J’ai, alors, demandé à Marcos Buser, géologue et spécialiste des déchets nucléaires, son avis sur cette question. Selon lui, il y a une bonne volonté de la part de l’Andra de faire au mieux pour garantir la meilleure étanchéité des fûts et conteneurs mais l’Andra (et toute autre agence s’occupant de déchets radioactifs au monde) n’est pas en mesure de garantir la qualité de leur système. Donc, c’est un peu un voyage dans l’inconnu.

Quant à la durée d’étanchéité des conteneurs français, selon Marcos Buser un conteneur pourrait durer 10 000 ans sur la base d’essais de corrosion. Mais, il ne croit pas à ce type de calculs pour quatre raisons.

Un: ces calculs reflètent les conditions idéales.

Deux: personne ne connaît les effets de la radioactivité de quelques dizaines ou centaines d’années sur les conteneurs et leur vieillissement.

Trois: la piqûre de corrosion (petits trous dans le métal à cause de la corrosion (8*)) n’est généralement pas prise en compte.

Quatre: pour des motifs de coût économique, on essaye de nouvelles stratégies visant à concentrer davantage de combustibles (déchets radioactifs) dans les galeries.

Ainsi, moins d’espace de stockage serait nécessaire! C’est un problème car cette concentration de déchets nucléaires augmente les températures et les argiles ne doivent pas être chauffées au delà d’environ 160 degrés. En effet, au dessus de cette température, les minéraux argileux commencent à réagir.
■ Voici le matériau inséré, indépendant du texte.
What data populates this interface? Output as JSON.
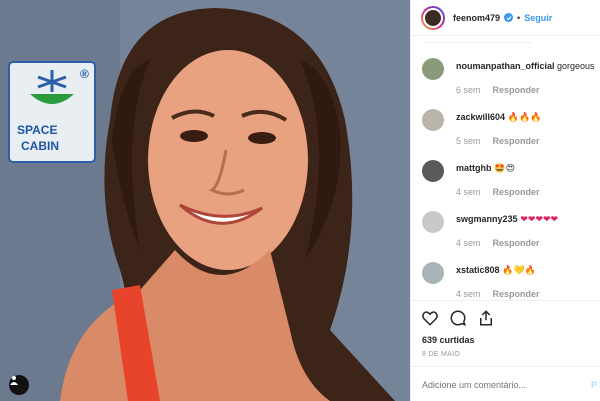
{
  "header": {
    "username": "feenom479",
    "separator": "•",
    "follow_label": "Seguir"
  },
  "photo": {
    "sign_line1": "SPACE",
    "sign_line2": "CABIN",
    "registered_mark": "®"
  },
  "comments": [
    {
      "user": "noumanpathan_official",
      "text": " gorgeous",
      "time": "6 sem",
      "reply": "Responder"
    },
    {
      "user": "zackwill604",
      "text": " 🔥🔥🔥",
      "time": "5 sem",
      "reply": "Responder"
    },
    {
      "user": "mattghb",
      "text": " 🤩😍",
      "time": "4 sem",
      "reply": "Responder"
    },
    {
      "user": "swgmanny235",
      "text": " ❤❤❤❤❤",
      "time": "4 sem",
      "reply": "Responder"
    },
    {
      "user": "xstatic808",
      "text": " 🔥💛🔥",
      "time": "4 sem",
      "reply": "Responder"
    }
  ],
  "footer": {
    "likes": "639 curtidas",
    "date": "8 DE MAIO",
    "comment_placeholder": "Adicione um comentário...",
    "post_label": "P"
  },
  "icons": [
    "heart-icon",
    "comment-icon",
    "share-icon",
    "tag-user-icon",
    "verified-icon"
  ],
  "colors": {
    "accent": "#3897f0",
    "text": "#262626",
    "muted": "#999999",
    "swimsuit": "#e8442c"
  }
}
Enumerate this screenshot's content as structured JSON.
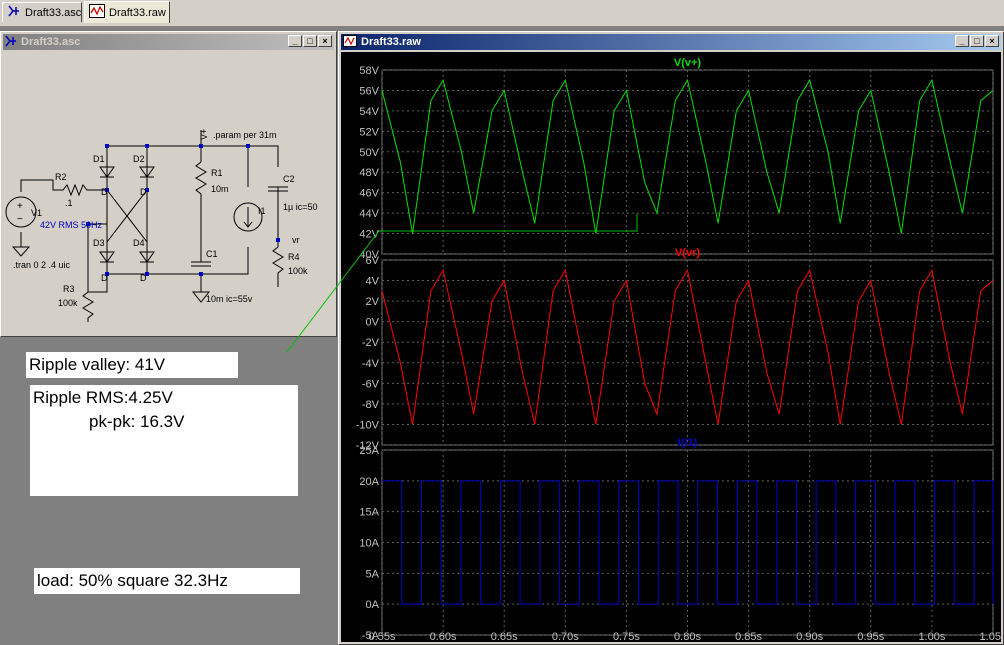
{
  "tabs": [
    {
      "label": "Draft33.asc",
      "icon": "schematic-icon"
    },
    {
      "label": "Draft33.raw",
      "icon": "waveform-icon"
    }
  ],
  "schematic_window": {
    "title": "Draft33.asc"
  },
  "waveform_window": {
    "title": "Draft33.raw"
  },
  "schematic": {
    "labels": {
      "d1": "D1",
      "d2": "D2",
      "d3": "D3",
      "d4": "D4",
      "r1": "R1",
      "r1v": "10m",
      "r2": "R2",
      "r2v": ".1",
      "r3": "R3",
      "r3v": "100k",
      "r4": "R4",
      "r4v": "100k",
      "c1": "C1",
      "c1v": "10m ic=55v",
      "c2": "C2",
      "c2v": "1µ ic=50",
      "i1": "I1",
      "v1": "V1",
      "v1v": "42V RMS 50Hz",
      "tran": ".tran 0 2 .4 uic",
      "param": ".param per 31m",
      "vplus": "V+",
      "vr": "vr",
      "dd1": "D",
      "dd2": "D",
      "dd3": "D",
      "dd4": "D"
    }
  },
  "annotations": {
    "ripple_valley": "Ripple valley: 41V",
    "ripple_rms_label": "Ripple RMS:",
    "ripple_rms_value": "4.25V",
    "pkpk_label": "pk-pk:",
    "pkpk_value": "16.3V",
    "load": "load: 50% square 32.3Hz"
  },
  "chart_data": [
    {
      "type": "line",
      "title": "V(v+)",
      "color": "#00e000",
      "ylim": [
        40,
        58
      ],
      "ytick_labels": [
        "58V",
        "56V",
        "54V",
        "52V",
        "50V",
        "48V",
        "46V",
        "44V",
        "42V",
        "40V"
      ],
      "x": [
        0.55,
        0.565,
        0.575,
        0.59,
        0.6,
        0.615,
        0.625,
        0.64,
        0.65,
        0.665,
        0.675,
        0.69,
        0.7,
        0.715,
        0.725,
        0.74,
        0.75,
        0.765,
        0.775,
        0.79,
        0.8,
        0.815,
        0.825,
        0.84,
        0.85,
        0.865,
        0.875,
        0.89,
        0.9,
        0.915,
        0.925,
        0.94,
        0.95,
        0.965,
        0.975,
        0.99,
        1.0,
        1.015,
        1.025,
        1.04,
        1.05
      ],
      "values": [
        56,
        49,
        42,
        55,
        57,
        50,
        44,
        54,
        56,
        48,
        43,
        55,
        57,
        49,
        42,
        54,
        56,
        47,
        44,
        55,
        57,
        49,
        43,
        54,
        56,
        48,
        44,
        55,
        57,
        50,
        43,
        54,
        56,
        48,
        42,
        55,
        57,
        49,
        44,
        55,
        56
      ]
    },
    {
      "type": "line",
      "title": "V(vr)",
      "color": "#ff0000",
      "ylim": [
        -12,
        6
      ],
      "ytick_labels": [
        "6V",
        "4V",
        "2V",
        "0V",
        "-2V",
        "-4V",
        "-6V",
        "-8V",
        "-10V",
        "-12V"
      ],
      "x": [
        0.55,
        0.565,
        0.575,
        0.59,
        0.6,
        0.615,
        0.625,
        0.64,
        0.65,
        0.665,
        0.675,
        0.69,
        0.7,
        0.715,
        0.725,
        0.74,
        0.75,
        0.765,
        0.775,
        0.79,
        0.8,
        0.815,
        0.825,
        0.84,
        0.85,
        0.865,
        0.875,
        0.89,
        0.9,
        0.915,
        0.925,
        0.94,
        0.95,
        0.965,
        0.975,
        0.99,
        1.0,
        1.015,
        1.025,
        1.04,
        1.05
      ],
      "values": [
        3,
        -4,
        -10,
        3,
        5,
        -3,
        -9,
        2,
        4,
        -5,
        -10,
        3,
        5,
        -4,
        -10,
        2,
        4,
        -6,
        -9,
        3,
        5,
        -4,
        -10,
        2,
        4,
        -5,
        -9,
        3,
        5,
        -3,
        -10,
        2,
        4,
        -5,
        -10,
        3,
        5,
        -4,
        -9,
        3,
        4
      ]
    },
    {
      "type": "line",
      "title": "I(I1)",
      "color": "#0000c8",
      "ylim": [
        -5,
        25
      ],
      "ytick_labels": [
        "25A",
        "20A",
        "15A",
        "10A",
        "5A",
        "0A",
        "-5A"
      ],
      "square": {
        "period": 0.0323,
        "high": 20,
        "low": 0,
        "start": 0.55,
        "end": 1.05
      }
    }
  ],
  "x_tick_labels": [
    "0.55s",
    "0.60s",
    "0.65s",
    "0.70s",
    "0.75s",
    "0.80s",
    "0.85s",
    "0.90s",
    "0.95s",
    "1.00s",
    "1.05s"
  ]
}
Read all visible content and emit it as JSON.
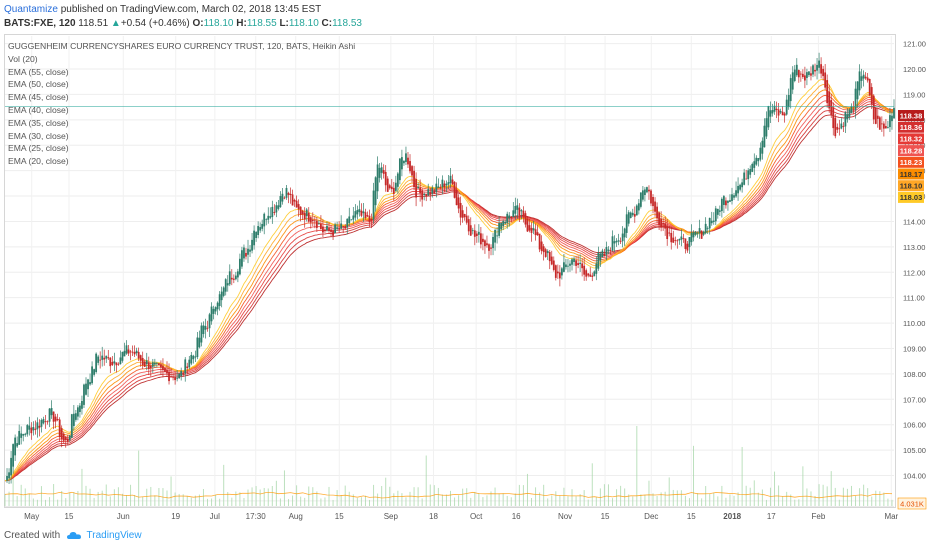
{
  "header": {
    "publisher": "Quantamize",
    "published_text": "published on TradingView.com, March 02, 2018 13:45 EST",
    "symbol": "BATS:FXE, 120",
    "last": "118.51",
    "change_arrow": "▲",
    "change": "+0.54 (+0.46%)",
    "o_label": "O:",
    "o": "118.10",
    "h_label": "H:",
    "h": "118.55",
    "l_label": "L:",
    "l": "118.10",
    "c_label": "C:",
    "c": "118.53"
  },
  "legend": {
    "title": "GUGGENHEIM CURRENCYSHARES EURO CURRENCY TRUST, 120, BATS, Heikin Ashi",
    "items": [
      "Vol (20)",
      "EMA (55, close)",
      "EMA (50, close)",
      "EMA (45, close)",
      "EMA (40, close)",
      "EMA (35, close)",
      "EMA (30, close)",
      "EMA (25, close)",
      "EMA (20, close)"
    ]
  },
  "footer": {
    "created_with": "Created with",
    "brand": "TradingView"
  },
  "colors": {
    "up_candle": "#26a69a",
    "down_candle": "#ef5350",
    "price_line": "#26a69a",
    "volume": "#a5d6a7"
  },
  "chart_data": {
    "type": "candlestick",
    "chart_style": "Heikin Ashi",
    "ylim": [
      102.8,
      121.3
    ],
    "y_ticks": [
      103.0,
      104.0,
      105.0,
      106.0,
      107.0,
      108.0,
      109.0,
      110.0,
      111.0,
      112.0,
      113.0,
      114.0,
      115.0,
      116.0,
      117.0,
      118.0,
      119.0,
      120.0,
      121.0
    ],
    "y_tick_labels": [
      "103.00",
      "104.00",
      "105.00",
      "106.00",
      "107.00",
      "108.00",
      "109.00",
      "110.00",
      "111.00",
      "112.00",
      "113.00",
      "114.00",
      "115.00",
      "116.00",
      "117.00",
      "118.00",
      "119.00",
      "120.00",
      "121.00"
    ],
    "x_ticks": [
      {
        "label": "May",
        "pos": 0.03
      },
      {
        "label": "15",
        "pos": 0.072
      },
      {
        "label": "Jun",
        "pos": 0.133
      },
      {
        "label": "19",
        "pos": 0.192
      },
      {
        "label": "Jul",
        "pos": 0.236
      },
      {
        "label": "17:30",
        "pos": 0.282
      },
      {
        "label": "Aug",
        "pos": 0.327
      },
      {
        "label": "15",
        "pos": 0.376
      },
      {
        "label": "Sep",
        "pos": 0.434
      },
      {
        "label": "18",
        "pos": 0.482
      },
      {
        "label": "Oct",
        "pos": 0.53
      },
      {
        "label": "16",
        "pos": 0.575
      },
      {
        "label": "Nov",
        "pos": 0.63
      },
      {
        "label": "15",
        "pos": 0.675
      },
      {
        "label": "Dec",
        "pos": 0.727
      },
      {
        "label": "15",
        "pos": 0.772
      },
      {
        "label": "2018",
        "pos": 0.818
      },
      {
        "label": "17",
        "pos": 0.862
      },
      {
        "label": "Feb",
        "pos": 0.915
      },
      {
        "label": "Mar",
        "pos": 0.997
      }
    ],
    "price_path": [
      [
        0.0,
        103.8
      ],
      [
        0.012,
        105.5
      ],
      [
        0.03,
        105.9
      ],
      [
        0.052,
        106.4
      ],
      [
        0.068,
        105.3
      ],
      [
        0.08,
        106.6
      ],
      [
        0.095,
        107.9
      ],
      [
        0.105,
        108.7
      ],
      [
        0.12,
        108.5
      ],
      [
        0.14,
        108.9
      ],
      [
        0.16,
        108.4
      ],
      [
        0.18,
        108.0
      ],
      [
        0.195,
        107.9
      ],
      [
        0.21,
        108.7
      ],
      [
        0.225,
        109.9
      ],
      [
        0.24,
        111.0
      ],
      [
        0.255,
        111.9
      ],
      [
        0.27,
        112.8
      ],
      [
        0.285,
        113.9
      ],
      [
        0.3,
        114.5
      ],
      [
        0.315,
        115.2
      ],
      [
        0.33,
        114.4
      ],
      [
        0.345,
        114.2
      ],
      [
        0.36,
        113.6
      ],
      [
        0.38,
        113.7
      ],
      [
        0.395,
        114.3
      ],
      [
        0.41,
        114.0
      ],
      [
        0.42,
        116.2
      ],
      [
        0.433,
        115.1
      ],
      [
        0.45,
        116.6
      ],
      [
        0.465,
        115.1
      ],
      [
        0.48,
        115.2
      ],
      [
        0.5,
        115.6
      ],
      [
        0.515,
        114.2
      ],
      [
        0.53,
        113.4
      ],
      [
        0.545,
        113.1
      ],
      [
        0.56,
        114.1
      ],
      [
        0.575,
        114.4
      ],
      [
        0.59,
        113.8
      ],
      [
        0.605,
        112.9
      ],
      [
        0.62,
        111.9
      ],
      [
        0.64,
        112.5
      ],
      [
        0.655,
        111.8
      ],
      [
        0.67,
        112.6
      ],
      [
        0.69,
        113.4
      ],
      [
        0.705,
        114.3
      ],
      [
        0.72,
        115.4
      ],
      [
        0.735,
        114.1
      ],
      [
        0.75,
        113.4
      ],
      [
        0.765,
        113.1
      ],
      [
        0.78,
        113.5
      ],
      [
        0.795,
        114.1
      ],
      [
        0.81,
        114.9
      ],
      [
        0.825,
        115.4
      ],
      [
        0.845,
        116.6
      ],
      [
        0.86,
        118.4
      ],
      [
        0.875,
        118.2
      ],
      [
        0.888,
        120.0
      ],
      [
        0.9,
        119.7
      ],
      [
        0.915,
        120.2
      ],
      [
        0.935,
        117.6
      ],
      [
        0.95,
        118.3
      ],
      [
        0.965,
        119.9
      ],
      [
        0.98,
        117.9
      ],
      [
        0.99,
        117.6
      ],
      [
        1.0,
        118.5
      ]
    ],
    "ema_series": [
      {
        "period": 55,
        "color": "#b71c1c"
      },
      {
        "period": 50,
        "color": "#d32f2f"
      },
      {
        "period": 45,
        "color": "#e53935"
      },
      {
        "period": 40,
        "color": "#ef5350"
      },
      {
        "period": 35,
        "color": "#f4511e"
      },
      {
        "period": 30,
        "color": "#fb8c00"
      },
      {
        "period": 25,
        "color": "#ffa726"
      },
      {
        "period": 20,
        "color": "#ffca28"
      }
    ],
    "price_scale_labels": [
      {
        "value": "118.38",
        "color": "#b71c1c"
      },
      {
        "value": "118.36",
        "color": "#d32f2f"
      },
      {
        "value": "118.32",
        "color": "#e53935"
      },
      {
        "value": "118.28",
        "color": "#ef5350"
      },
      {
        "value": "118.23",
        "color": "#f4511e"
      },
      {
        "value": "118.17",
        "color": "#fb8c00"
      },
      {
        "value": "118.10",
        "color": "#ffa726"
      },
      {
        "value": "118.03",
        "color": "#ffca28"
      }
    ],
    "volume_label": "4.031K",
    "last_price_line": 118.53
  }
}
Alors, personne ne saura quelle sera l’impacte de cette optimisation sur l’étanchéité des fûts et si les calculs des scientifiques sont justes ou érronnés car lorsque les galeries seront fermées, elles ne seront pas contrôlées. (15*) (18*)

Il y a un autre risque grave concernant le projet de stockage géologique des déchets nucléaires de Bure qui concerne les fûts et qui est passé sous silence, selon Marcos Buser. C’est le risque d’intrusion d’eau.
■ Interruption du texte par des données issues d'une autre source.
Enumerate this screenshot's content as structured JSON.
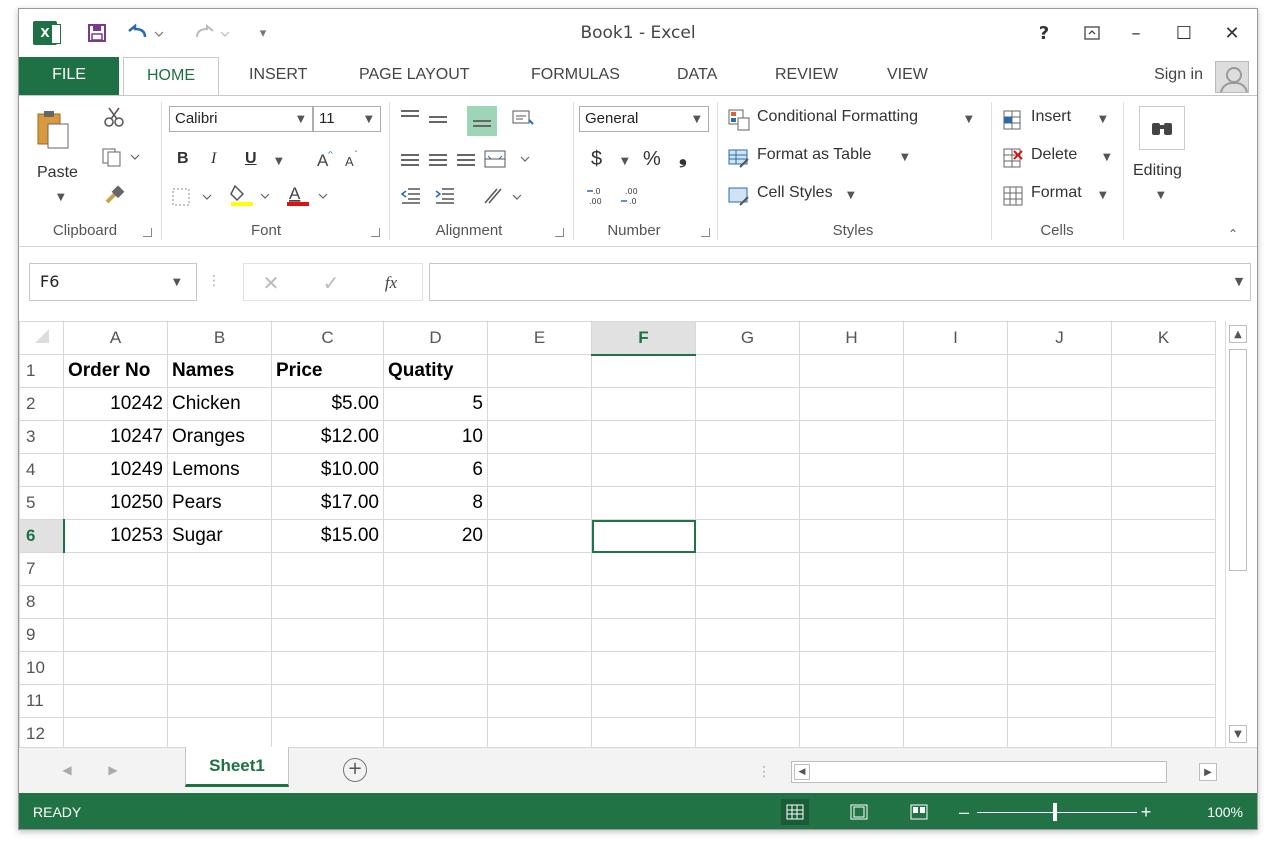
{
  "window": {
    "title": "Book1 - Excel"
  },
  "quick_access": {
    "save_icon": "save-icon",
    "undo_icon": "undo-icon",
    "redo_icon": "redo-icon"
  },
  "window_controls": {
    "help": "?",
    "restore_ribbon": "ribbon-display-icon",
    "minimize": "–",
    "maximize": "☐",
    "close": "✕"
  },
  "tabs": [
    "FILE",
    "HOME",
    "INSERT",
    "PAGE LAYOUT",
    "FORMULAS",
    "DATA",
    "REVIEW",
    "VIEW"
  ],
  "sign_in": "Sign in",
  "ribbon": {
    "clipboard": {
      "label": "Clipboard",
      "paste": "Paste"
    },
    "font": {
      "label": "Font",
      "name": "Calibri",
      "size": "11",
      "bold": "B",
      "italic": "I",
      "underline": "U"
    },
    "alignment": {
      "label": "Alignment"
    },
    "number": {
      "label": "Number",
      "format": "General",
      "currency": "$",
      "percent": "%",
      "comma": "❟"
    },
    "styles": {
      "label": "Styles",
      "conditional": "Conditional Formatting",
      "format_table": "Format as Table",
      "cell_styles": "Cell Styles"
    },
    "cells": {
      "label": "Cells",
      "insert": "Insert",
      "delete": "Delete",
      "format": "Format"
    },
    "editing": {
      "label": "Editing"
    }
  },
  "formula_bar": {
    "name_box": "F6",
    "fx": "fx",
    "value": ""
  },
  "columns": [
    "A",
    "B",
    "C",
    "D",
    "E",
    "F",
    "G",
    "H",
    "I",
    "J",
    "K"
  ],
  "rows": [
    {
      "n": "1",
      "cells": [
        "Order No",
        "Names",
        "Price",
        "Quatity",
        "",
        "",
        "",
        "",
        "",
        "",
        ""
      ]
    },
    {
      "n": "2",
      "cells": [
        "10242",
        "Chicken",
        "$5.00",
        "5",
        "",
        "",
        "",
        "",
        "",
        "",
        ""
      ]
    },
    {
      "n": "3",
      "cells": [
        "10247",
        "Oranges",
        "$12.00",
        "10",
        "",
        "",
        "",
        "",
        "",
        "",
        ""
      ]
    },
    {
      "n": "4",
      "cells": [
        "10249",
        "Lemons",
        "$10.00",
        "6",
        "",
        "",
        "",
        "",
        "",
        "",
        ""
      ]
    },
    {
      "n": "5",
      "cells": [
        "10250",
        "Pears",
        "$17.00",
        "8",
        "",
        "",
        "",
        "",
        "",
        "",
        ""
      ]
    },
    {
      "n": "6",
      "cells": [
        "10253",
        "Sugar",
        "$15.00",
        "20",
        "",
        "",
        "",
        "",
        "",
        "",
        ""
      ]
    },
    {
      "n": "7",
      "cells": [
        "",
        "",
        "",
        "",
        "",
        "",
        "",
        "",
        "",
        "",
        ""
      ]
    },
    {
      "n": "8",
      "cells": [
        "",
        "",
        "",
        "",
        "",
        "",
        "",
        "",
        "",
        "",
        ""
      ]
    },
    {
      "n": "9",
      "cells": [
        "",
        "",
        "",
        "",
        "",
        "",
        "",
        "",
        "",
        "",
        ""
      ]
    },
    {
      "n": "10",
      "cells": [
        "",
        "",
        "",
        "",
        "",
        "",
        "",
        "",
        "",
        "",
        ""
      ]
    },
    {
      "n": "11",
      "cells": [
        "",
        "",
        "",
        "",
        "",
        "",
        "",
        "",
        "",
        "",
        ""
      ]
    },
    {
      "n": "12",
      "cells": [
        "",
        "",
        "",
        "",
        "",
        "",
        "",
        "",
        "",
        "",
        ""
      ]
    }
  ],
  "selected_cell": {
    "col": "F",
    "row": "6"
  },
  "sheets": [
    "Sheet1"
  ],
  "status": {
    "mode": "READY",
    "zoom": "100%"
  },
  "colors": {
    "accent": "#217346",
    "header_selected": "#e1e1e1"
  }
}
Cette intrusion d’eau dans l’argile pourrait créer de sérieux problèmes, comme l’effondrement d’un système de galeries.

Comment l’eau rentrerait dans le site de stockage? Par exemple, lors d’un accident grave, les zones endommagées et déstabilisées par le creusement des galeries pourraient être une menace de rentrée d’eau.

Par exemple, actuellement, dans la mine allemande de Asse où sont stockés des déchets nucléaires, il y a des rentrées d’eau et un ennoyage des déchets stockés est sérieusement considéré! Les craintes grandissent quant à la possibilité d’un scénario catastrophe. (15*) (17*) (18*)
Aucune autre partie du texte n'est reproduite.